Project description:INTRODUCTION:Attention-deficit hyperactivity disorder (ADHD) is characterised by symptoms of inattention, hyperactivity and impulsivity. To improve outcomes, the National Institute for Health and Care Excellence ADHD guidelines recommend regular monitoring of symptoms when children commence medication. However, research suggests that routine monitoring rarely happens, and clinicians often rely on subjective information such as reports from parents and teachers to ascertain improvement. These sources can be unreliable and difficult to obtain.

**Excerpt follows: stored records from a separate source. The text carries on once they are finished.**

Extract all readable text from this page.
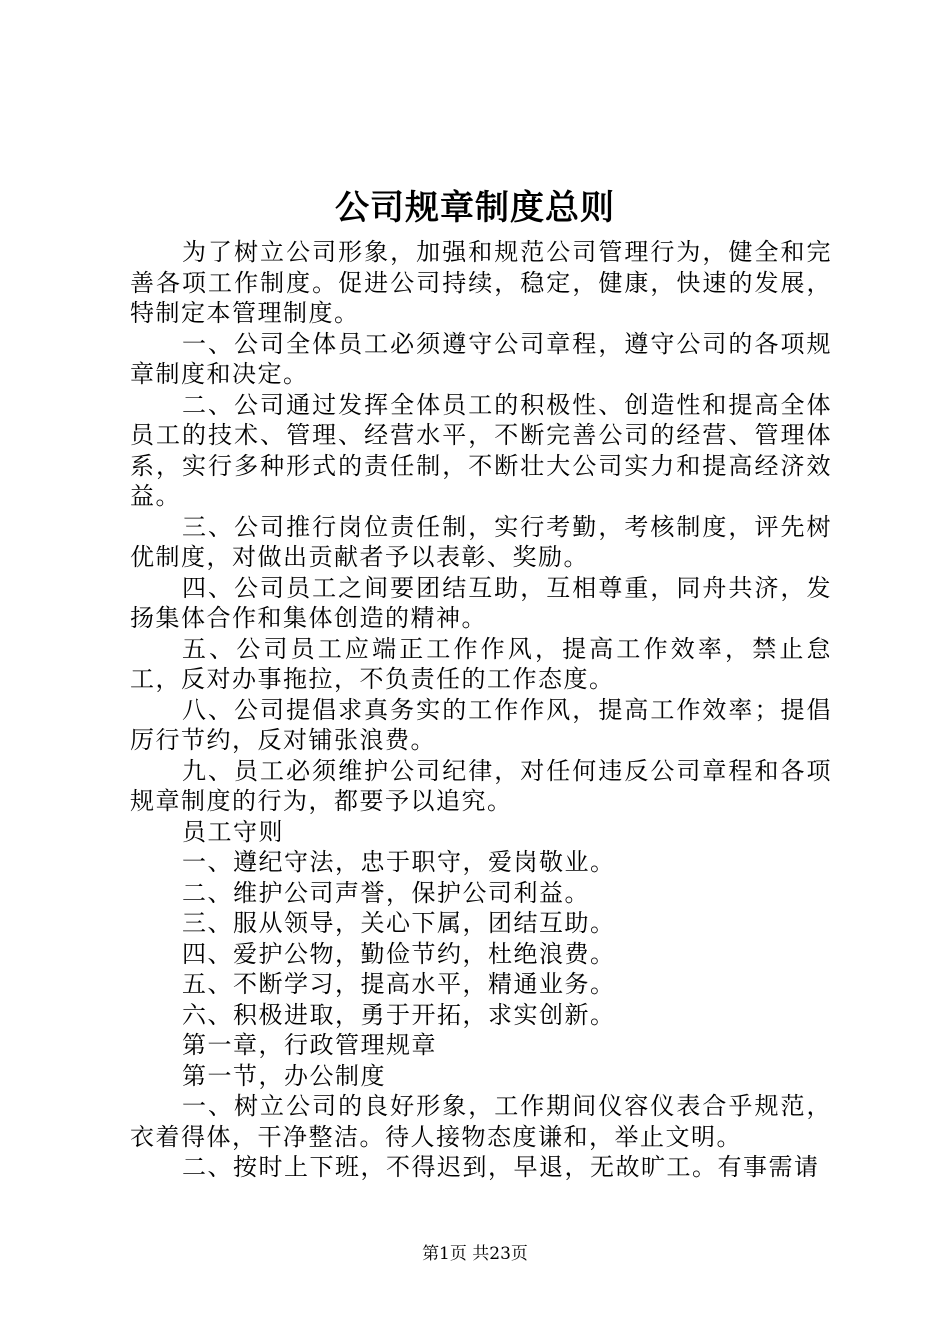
公司规章制度总则

为了树立公司形象，加强和规范公司管理行为，健全和完善各项工作制度。促进公司持续，稳定，健康，快速的发展，特制定本管理制度。

一、公司全体员工必须遵守公司章程，遵守公司的各项规章制度和决定。

二、公司通过发挥全体员工的积极性、创造性和提高全体员工的技术、管理、经营水平，不断完善公司的经营、管理体系，实行多种形式的责任制，不断壮大公司实力和提高经济效益。

三、公司推行岗位责任制，实行考勤，考核制度，评先树优制度，对做出贡献者予以表彰、奖励。

四、公司员工之间要团结互助，互相尊重，同舟共济，发扬集体合作和集体创造的精神。

五、公司员工应端正工作作风，提高工作效率，禁止怠工，反对办事拖拉，不负责任的工作态度。

八、公司提倡求真务实的工作作风，提高工作效率；提倡厉行节约，反对铺张浪费。

九、员工必须维护公司纪律，对任何违反公司章程和各项规章制度的行为，都要予以追究。

员工守则

一、遵纪守法，忠于职守，爱岗敬业。

二、维护公司声誉，保护公司利益。

三、服从领导，关心下属，团结互助。

四、爱护公物，勤俭节约，杜绝浪费。

五、不断学习，提高水平，精通业务。

六、积极进取，勇于开拓，求实创新。

第一章，行政管理规章

第一节，办公制度

一、树立公司的良好形象，工作期间仪容仪表合乎规范，衣着得体，干净整洁。待人接物态度谦和，举止文明。

二、按时上下班，不得迟到，早退，无故旷工。有事需请

第1页 共23页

The addition of an objective test of attention and activity (QbTest) may improve the objectivity, reliability and speed of clinical decision-making and so reduce the time to identify the optimal medication dose. This study aims to assess the feasibility and acceptability of a QbTest medication management protocol delivered in routine healthcare services for children with ADHD. METHOD AND ANALYSIS:This multisite feasibility randomised controlled trial (RCT) will recruit 60 young people (aged 6-17?years old), diagnosed with ADHD, and starting stimulant medication who are seen by Child and Adolescent Mental Health Services or Community Paediatric services. Participants will be randomised into one of two arms. In the experimental arm (QbTest protocol), the participant will complete a QbTest at baseline (prior to medication initiation), and two follow-up QbTests on medication (2-4 weeks and 8-10 weeks later). In the control arm, participants will receive treatment as usual, with at least two follow-up consultations. Measures of parent-, teacher- and clinician-rated symptoms and global functioning will be completed at each time point. Health economic measures will be completed. Clinicians will record treatment decision-making. Acceptability and feasibility of the protocol will be assessed alongside outcome measure completion rates. Qualitative interviews will be conducted. ETHICS AND DISSEMINATION:The findings will be used to inform the development of a fully powered RCT. The results will be submitted for publication in peer-reviewed journals. The study has ethical approval. TRIAL REGISTRATION NUMBER:NCT03368573; Pre-results.